Rochi tenía las mejillas encendidas como un fuego cuando se volvió de su armario para
enfrentar a Gaston. El chico tenía la esperanza de que el rubor fuera por vergüenza, por lo mal
que lo había tratado.
—¿Bien? ¿Vas a disculparte? —le preguntó, mientras varias personas pasaban junto a ellos
por el pasillo.
—¿Disculparme? Gaston, ésa es una ridiculez tan grande que me dan ganas de reírme. Claro
que no tengo ni media gana de reírme, porque tengo serios problemas en casa. ¡Y todo gracias a
ti! —exclamó.
—¿Gracias a mi? —preguntó Gaston, confundido—. ¿De qué estás hablando?
—Estoy hablando de que en realidad ni te molestaste en arreglar el auto de mi padre —
contestó ella, acercándose un poco más—. ¡Ayer, cuando él volvía a casa de su trabajo, el
paragolpes se salió de un costado y comenzó a arrastrarse por todo el camino!
—¿Qué? —Gaston la miró asombrado.
—Me parece genial que no sigas con el negocio de tu padre, porque, por lo que veo, eres
absolutamente incompetente.
—No lo soy —arguyó él—. Mira, estoy seguro de que puedo repararlo, sea cual fuere el
problema. Lo llevaré a remolque después de la escuela y le pediré a mi padre que lo revise.
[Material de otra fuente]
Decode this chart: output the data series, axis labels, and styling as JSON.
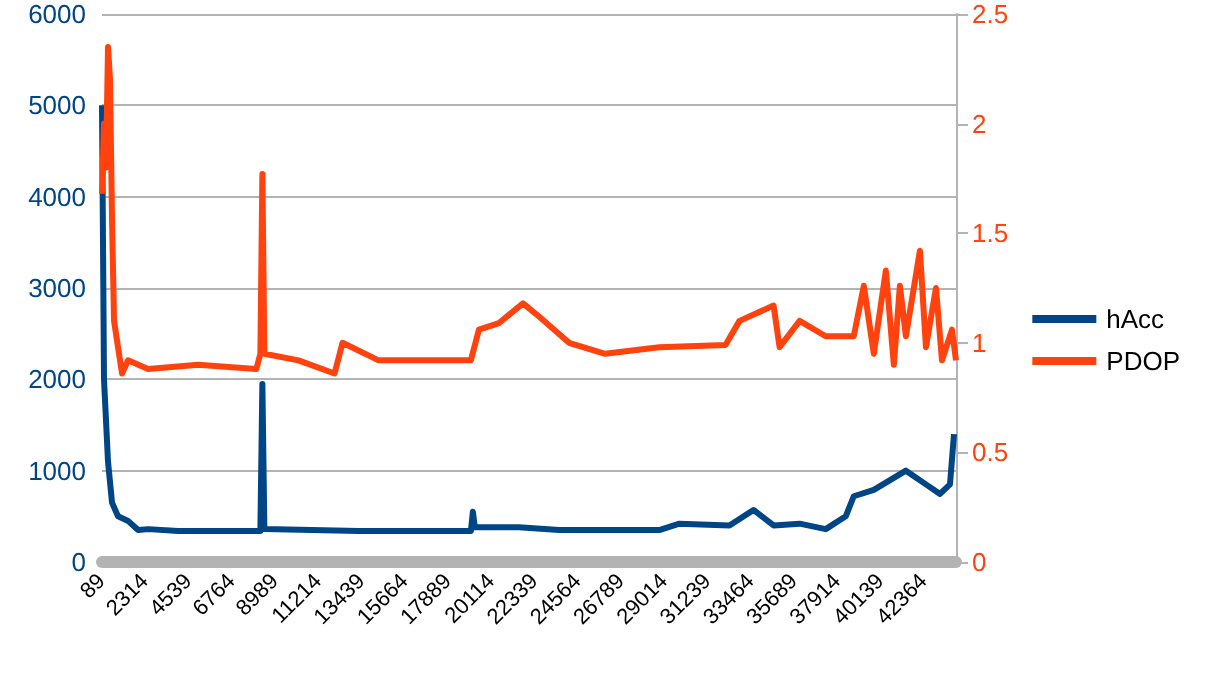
{
  "chart_data": {
    "type": "line",
    "legend": "right",
    "grid": "y",
    "marker": "none",
    "line_style": "solid",
    "xlim": [
      89,
      44010
    ],
    "xticks": [
      89,
      2314,
      4539,
      6764,
      8989,
      11214,
      13439,
      15664,
      17889,
      20114,
      22339,
      24564,
      26789,
      29014,
      31239,
      33464,
      35689,
      37914,
      40139,
      42364
    ],
    "ylim": [
      0,
      6000
    ],
    "yticks": [
      0,
      1000,
      2000,
      3000,
      4000,
      5000,
      6000
    ],
    "y2lim": [
      0,
      2.5
    ],
    "y2ticks": [
      0,
      0.5,
      1,
      1.5,
      2,
      2.5
    ],
    "series": [
      {
        "name": "hAcc",
        "color": "#004586",
        "x": [
          89,
          192,
          398,
          605,
          914,
          1429,
          1945,
          2460,
          4007,
          8131,
          8234,
          8337,
          8440,
          13286,
          19060,
          19163,
          19266,
          21534,
          23596,
          28751,
          29782,
          32360,
          33597,
          34628,
          35969,
          37309,
          38340,
          38752,
          39783,
          41433,
          42464,
          43186,
          43701,
          43907
        ],
        "values": [
          5000,
          2000,
          1100,
          650,
          500,
          450,
          350,
          360,
          340,
          340,
          340,
          1950,
          360,
          340,
          340,
          550,
          380,
          380,
          350,
          350,
          420,
          400,
          570,
          400,
          420,
          360,
          500,
          720,
          790,
          1000,
          850,
          745,
          850,
          1400
        ]
      },
      {
        "name": "PDOP",
        "color": "#ff420e",
        "axis": "y2",
        "x": [
          89,
          192,
          295,
          398,
          501,
          605,
          708,
          914,
          1120,
          1429,
          2460,
          5038,
          8028,
          8234,
          8337,
          8440,
          10193,
          12049,
          12461,
          14317,
          19060,
          19472,
          20503,
          21740,
          22565,
          24111,
          25967,
          28751,
          32154,
          32876,
          34628,
          34937,
          35969,
          37309,
          38752,
          39268,
          39783,
          40402,
          40814,
          41124,
          41433,
          42155,
          42464,
          42980,
          43289,
          43804,
          44010
        ],
        "values": [
          1.68,
          2.0,
          1.8,
          2.35,
          2.2,
          1.56,
          1.1,
          0.98,
          0.86,
          0.92,
          0.88,
          0.9,
          0.88,
          0.95,
          1.77,
          0.95,
          0.92,
          0.86,
          1.0,
          0.92,
          0.92,
          1.06,
          1.09,
          1.18,
          1.12,
          1.0,
          0.95,
          0.98,
          0.99,
          1.1,
          1.17,
          0.98,
          1.1,
          1.03,
          1.03,
          1.26,
          0.95,
          1.33,
          0.9,
          1.26,
          1.03,
          1.42,
          0.98,
          1.25,
          0.92,
          1.06,
          0.92
        ]
      }
    ]
  }
}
—Vuelves a equivocarte —replicó Rochi—. Mi padre lo llevó otro taller esta mañana.
Supongo que esta vez no habrá querido que un hippie tatuado ponga sus manos en su adorado
auto. Llámalo loco, si quieres.
—Tú eres la loca —contestó Gaston—. Yo no tengo la culpa de esto. Si no se te hubiera
ocurrido la idea de ir al centro comercial en ese auto, no habrías tenido que hacer ese trato
conmigo, para que te lo arreglara de la noche a la mañana.
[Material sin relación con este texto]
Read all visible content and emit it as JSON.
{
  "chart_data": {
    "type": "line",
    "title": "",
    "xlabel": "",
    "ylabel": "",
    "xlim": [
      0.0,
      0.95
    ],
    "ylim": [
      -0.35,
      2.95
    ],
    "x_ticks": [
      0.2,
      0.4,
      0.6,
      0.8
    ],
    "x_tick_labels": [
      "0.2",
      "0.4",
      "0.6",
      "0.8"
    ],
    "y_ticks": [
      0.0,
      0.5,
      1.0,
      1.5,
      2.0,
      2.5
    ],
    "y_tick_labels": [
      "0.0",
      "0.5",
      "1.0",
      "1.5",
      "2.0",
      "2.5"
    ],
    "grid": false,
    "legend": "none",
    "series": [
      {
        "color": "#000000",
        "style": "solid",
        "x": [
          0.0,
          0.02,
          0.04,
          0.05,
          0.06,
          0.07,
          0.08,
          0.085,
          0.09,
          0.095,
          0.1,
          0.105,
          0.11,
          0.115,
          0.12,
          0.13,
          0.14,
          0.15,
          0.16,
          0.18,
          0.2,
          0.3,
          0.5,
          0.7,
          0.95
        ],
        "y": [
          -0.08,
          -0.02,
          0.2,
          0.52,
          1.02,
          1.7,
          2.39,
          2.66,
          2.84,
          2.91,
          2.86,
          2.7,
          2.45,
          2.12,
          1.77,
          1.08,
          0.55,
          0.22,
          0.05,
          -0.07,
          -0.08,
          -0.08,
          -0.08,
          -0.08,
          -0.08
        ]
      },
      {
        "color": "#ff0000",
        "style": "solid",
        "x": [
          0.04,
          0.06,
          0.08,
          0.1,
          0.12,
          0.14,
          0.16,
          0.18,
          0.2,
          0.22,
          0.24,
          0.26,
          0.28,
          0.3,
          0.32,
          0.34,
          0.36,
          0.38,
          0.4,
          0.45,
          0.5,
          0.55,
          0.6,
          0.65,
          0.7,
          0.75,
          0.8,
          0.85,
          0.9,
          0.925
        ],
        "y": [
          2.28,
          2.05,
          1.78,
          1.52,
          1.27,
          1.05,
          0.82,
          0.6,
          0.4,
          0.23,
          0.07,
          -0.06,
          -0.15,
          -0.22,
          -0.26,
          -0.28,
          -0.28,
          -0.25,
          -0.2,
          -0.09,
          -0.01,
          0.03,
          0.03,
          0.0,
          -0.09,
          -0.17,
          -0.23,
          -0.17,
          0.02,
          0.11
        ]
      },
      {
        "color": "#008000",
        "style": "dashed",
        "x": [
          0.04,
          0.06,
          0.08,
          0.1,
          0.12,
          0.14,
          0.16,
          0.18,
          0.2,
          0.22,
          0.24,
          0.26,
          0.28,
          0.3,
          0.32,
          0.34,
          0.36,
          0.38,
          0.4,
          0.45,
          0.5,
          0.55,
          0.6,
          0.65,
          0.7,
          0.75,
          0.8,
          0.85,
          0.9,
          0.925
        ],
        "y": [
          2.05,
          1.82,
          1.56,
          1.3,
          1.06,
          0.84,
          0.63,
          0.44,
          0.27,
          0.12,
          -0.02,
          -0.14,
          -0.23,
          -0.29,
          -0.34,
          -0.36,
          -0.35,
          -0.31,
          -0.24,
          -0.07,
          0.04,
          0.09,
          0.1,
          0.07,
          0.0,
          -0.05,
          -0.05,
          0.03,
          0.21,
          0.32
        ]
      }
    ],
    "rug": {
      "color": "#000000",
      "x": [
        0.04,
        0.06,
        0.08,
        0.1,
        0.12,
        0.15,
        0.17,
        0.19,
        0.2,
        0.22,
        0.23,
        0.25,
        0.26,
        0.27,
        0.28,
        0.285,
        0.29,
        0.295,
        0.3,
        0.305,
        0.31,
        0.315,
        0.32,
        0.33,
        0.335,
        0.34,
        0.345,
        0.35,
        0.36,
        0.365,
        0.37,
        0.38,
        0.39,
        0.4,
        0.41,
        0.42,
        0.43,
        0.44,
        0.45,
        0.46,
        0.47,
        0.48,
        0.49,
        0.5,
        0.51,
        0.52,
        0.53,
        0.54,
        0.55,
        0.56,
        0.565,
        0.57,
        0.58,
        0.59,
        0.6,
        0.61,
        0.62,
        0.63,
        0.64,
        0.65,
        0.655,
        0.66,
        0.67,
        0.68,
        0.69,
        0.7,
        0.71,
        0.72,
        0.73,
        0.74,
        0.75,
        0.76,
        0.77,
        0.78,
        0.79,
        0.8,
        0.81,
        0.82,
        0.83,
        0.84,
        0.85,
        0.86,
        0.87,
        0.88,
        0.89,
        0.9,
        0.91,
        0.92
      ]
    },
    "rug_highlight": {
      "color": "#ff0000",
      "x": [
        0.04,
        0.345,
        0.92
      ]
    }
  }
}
—Ojalá le hubiera dicho la verdad —continuó Rochi—, en lugar de haber hecho ese estúpido
trato contigo, Gaston. Sé que quisiste salir conmigo sólo para ganar una tonta apuesta. Bueno,
felicitaciones. Eres el feliz ganador. Pero no esperes que me alegre por ti. No después de
haberme usado de este modo.
—¿De qué hablas?
—De anoche. De los besos. De tú y yo. De nosotros. Todo formaba parte de la apuesta,
¿verdad? Como tú y Peter todavía no habían podido resolver quién iría a ese famoso crucero,
decidiste ver cuánto más podías explotarme, ¿cierto?
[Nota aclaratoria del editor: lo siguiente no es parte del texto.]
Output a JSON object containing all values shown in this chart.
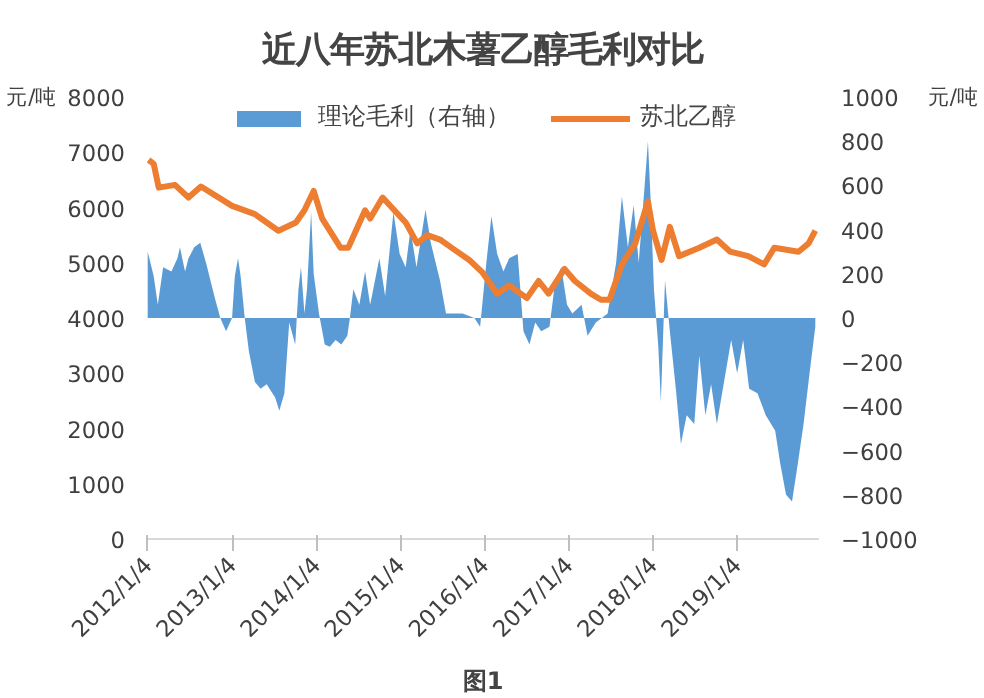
{
  "chart_data": {
    "type": "area",
    "title": "近八年苏北木薯乙醇毛利对比",
    "ylabel": "元/吨",
    "y2label": "元/吨",
    "annotations": [
      "图1"
    ],
    "xlim": [
      "2012-01-01",
      "2019-12-25"
    ],
    "xticks": [
      {
        "value": "2012-01-04",
        "label": "2012/1/4"
      },
      {
        "value": "2013-01-04",
        "label": "2013/1/4"
      },
      {
        "value": "2014-01-04",
        "label": "2014/1/4"
      },
      {
        "value": "2015-01-04",
        "label": "2015/1/4"
      },
      {
        "value": "2016-01-04",
        "label": "2016/1/4"
      },
      {
        "value": "2017-01-04",
        "label": "2017/1/4"
      },
      {
        "value": "2018-01-04",
        "label": "2018/1/4"
      },
      {
        "value": "2019-01-04",
        "label": "2019/1/4"
      }
    ],
    "ylim": [
      0,
      8000
    ],
    "yticks": [
      0,
      1000,
      2000,
      3000,
      4000,
      5000,
      6000,
      7000,
      8000
    ],
    "y2lim": [
      -1000,
      1000
    ],
    "y2ticks": [
      -1000,
      -800,
      -600,
      -400,
      -200,
      0,
      200,
      400,
      600,
      800,
      1000
    ],
    "legend": "top",
    "series": [
      {
        "name": "理论毛利（右轴）",
        "axis": "y2",
        "color": "#5b9bd5",
        "x": [
          "2012-01-04",
          "2012-01-30",
          "2012-02-17",
          "2012-03-11",
          "2012-04-16",
          "2012-05-12",
          "2012-05-23",
          "2012-06-14",
          "2012-06-29",
          "2012-07-24",
          "2012-08-19",
          "2012-09-13",
          "2012-10-19",
          "2012-11-14",
          "2012-12-09",
          "2013-01-04",
          "2013-01-16",
          "2013-01-30",
          "2013-02-10",
          "2013-02-28",
          "2013-03-18",
          "2013-04-13",
          "2013-05-08",
          "2013-06-03",
          "2013-07-10",
          "2013-07-28",
          "2013-08-19",
          "2013-08-30",
          "2013-09-09",
          "2013-10-05",
          "2013-10-19",
          "2013-10-30",
          "2013-11-14",
          "2013-11-25",
          "2013-12-13",
          "2013-12-24",
          "2014-01-16",
          "2014-02-10",
          "2014-03-04",
          "2014-03-29",
          "2014-04-23",
          "2014-05-19",
          "2014-05-30",
          "2014-06-14",
          "2014-07-10",
          "2014-08-04",
          "2014-08-26",
          "2014-10-05",
          "2014-10-30",
          "2014-12-05",
          "2015-01-01",
          "2015-01-27",
          "2015-02-17",
          "2015-03-15",
          "2015-04-23",
          "2015-05-16",
          "2015-06-25",
          "2015-07-21",
          "2015-08-11",
          "2015-10-01",
          "2015-11-21",
          "2015-12-16",
          "2016-01-12",
          "2016-02-03",
          "2016-02-28",
          "2016-03-26",
          "2016-04-20",
          "2016-05-27",
          "2016-06-21",
          "2016-07-17",
          "2016-08-11",
          "2016-09-06",
          "2016-10-12",
          "2016-11-06",
          "2016-12-02",
          "2016-12-27",
          "2017-01-19",
          "2017-02-28",
          "2017-03-26",
          "2017-05-01",
          "2017-06-21",
          "2017-07-28",
          "2017-08-22",
          "2017-09-17",
          "2017-10-12",
          "2017-11-03",
          "2017-11-28",
          "2017-12-13",
          "2017-12-24",
          "2018-01-08",
          "2018-01-27",
          "2018-02-07",
          "2018-02-25",
          "2018-03-18",
          "2018-04-13",
          "2018-05-05",
          "2018-05-30",
          "2018-07-02",
          "2018-07-24",
          "2018-08-19",
          "2018-09-13",
          "2018-10-08",
          "2018-11-03",
          "2018-12-09",
          "2019-01-04",
          "2019-01-30",
          "2019-02-25",
          "2019-04-02",
          "2019-05-08",
          "2019-06-18",
          "2019-07-10",
          "2019-08-04",
          "2019-08-30",
          "2019-09-24",
          "2019-10-19",
          "2019-11-14",
          "2019-12-09"
        ],
        "values": [
          300,
          190,
          60,
          230,
          210,
          270,
          320,
          210,
          270,
          320,
          340,
          250,
          100,
          0,
          -60,
          0,
          190,
          270,
          190,
          0,
          -150,
          -290,
          -320,
          -300,
          -360,
          -420,
          -340,
          -170,
          -20,
          -120,
          130,
          230,
          20,
          130,
          480,
          200,
          20,
          -120,
          -130,
          -100,
          -120,
          -80,
          0,
          130,
          60,
          210,
          60,
          270,
          100,
          480,
          290,
          230,
          400,
          230,
          490,
          340,
          170,
          20,
          20,
          20,
          0,
          -40,
          250,
          460,
          290,
          210,
          270,
          290,
          -60,
          -120,
          -20,
          -60,
          -40,
          170,
          230,
          60,
          20,
          60,
          -80,
          -20,
          20,
          250,
          550,
          320,
          510,
          250,
          590,
          800,
          550,
          130,
          -130,
          -380,
          170,
          -60,
          -320,
          -570,
          -440,
          -480,
          -170,
          -440,
          -300,
          -480,
          -320,
          -100,
          -250,
          -100,
          -320,
          -340,
          -440,
          -510,
          -660,
          -800,
          -830,
          -660,
          -480,
          -250,
          -40
        ]
      },
      {
        "name": "苏北乙醇",
        "type": "line",
        "color": "#ed7d31",
        "x": [
          "2012-01-08",
          "2012-01-30",
          "2012-02-21",
          "2012-05-01",
          "2012-06-29",
          "2012-08-22",
          "2013-01-04",
          "2013-04-13",
          "2013-07-24",
          "2013-10-08",
          "2013-11-14",
          "2013-12-24",
          "2014-01-30",
          "2014-04-20",
          "2014-05-23",
          "2014-08-04",
          "2014-08-26",
          "2014-10-19",
          "2015-01-27",
          "2015-03-18",
          "2015-05-01",
          "2015-06-25",
          "2015-08-15",
          "2015-10-30",
          "2015-12-27",
          "2016-02-28",
          "2016-04-20",
          "2016-07-06",
          "2016-08-26",
          "2016-10-08",
          "2016-12-16",
          "2017-01-30",
          "2017-04-09",
          "2017-05-23",
          "2017-06-29",
          "2017-08-22",
          "2017-10-19",
          "2017-12-13",
          "2018-01-04",
          "2018-02-10",
          "2018-03-18",
          "2018-04-27",
          "2018-07-24",
          "2018-10-08",
          "2018-12-05",
          "2019-02-21",
          "2019-05-01",
          "2019-06-14",
          "2019-09-27",
          "2019-11-10",
          "2019-12-09"
        ],
        "values": [
          6860,
          6790,
          6360,
          6410,
          6180,
          6380,
          6030,
          5880,
          5580,
          5730,
          5950,
          6300,
          5800,
          5270,
          5270,
          5950,
          5800,
          6180,
          5730,
          5350,
          5500,
          5420,
          5270,
          5050,
          4820,
          4440,
          4590,
          4360,
          4670,
          4440,
          4890,
          4670,
          4440,
          4330,
          4330,
          4970,
          5350,
          6110,
          5580,
          5050,
          5650,
          5120,
          5270,
          5420,
          5200,
          5120,
          4970,
          5270,
          5200,
          5350,
          5580
        ]
      }
    ]
  }
}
—¡Es una mentira total! No fue parte de la apuesta. Íbamos a decidirlo con un juego de
póquer. Peter es un pésimo jugador y…
—Ya basta —dijo Rochi—. No te creo ni una sola palabra. La apuesta siempre fue por
conseguir una salida conmigo y luego otra. Pero eso no te bastó. También necesitabas seducirme
para hacerme sufrir.
—Rochi, jamás quise que sufrieras —replicó Gaston—. Te quiero. Mucho. Quiero decir, creo
que te a…
—Mira, Gaston, déjame en paz —le pidió, con la voz quebrada. Tomó un libro de su armario
y cerró con violencia la puerta—. Y di a Peter que se divierta en Alaska. Felicitaciones. Has
ganado. ¡Pero no vuelvas a hablarme nunca más! —Comenzó a caminar por el pasillo; Gaston
fue tras ella. Luego empezó a correr. Sonó el primer timbre y desapareció entre la multitud de
estudiantes que pugnaban por entrar en sus respectivos salones de clase.
Gaston subió casi sin prestan atención al grupo de estudiantes que lo rodeaba. Vagamente oyó
que algunos lo saludaban, pero estaba demasiado aturdido para responderles. No podía
comprender lo que acababa de suceder. Rochi, la chica que lo volvía loco, la chica que lo había
hecho vivir sensaciones desconocidas, la chica de la que estaba enamorado, le había pedido que
desapareciera de su vida para siempre. No confiaba en él. No le creía. No quería volver a verlo.
Creía que el fin del mundo había llegado para él. Y no sabía qué hacer.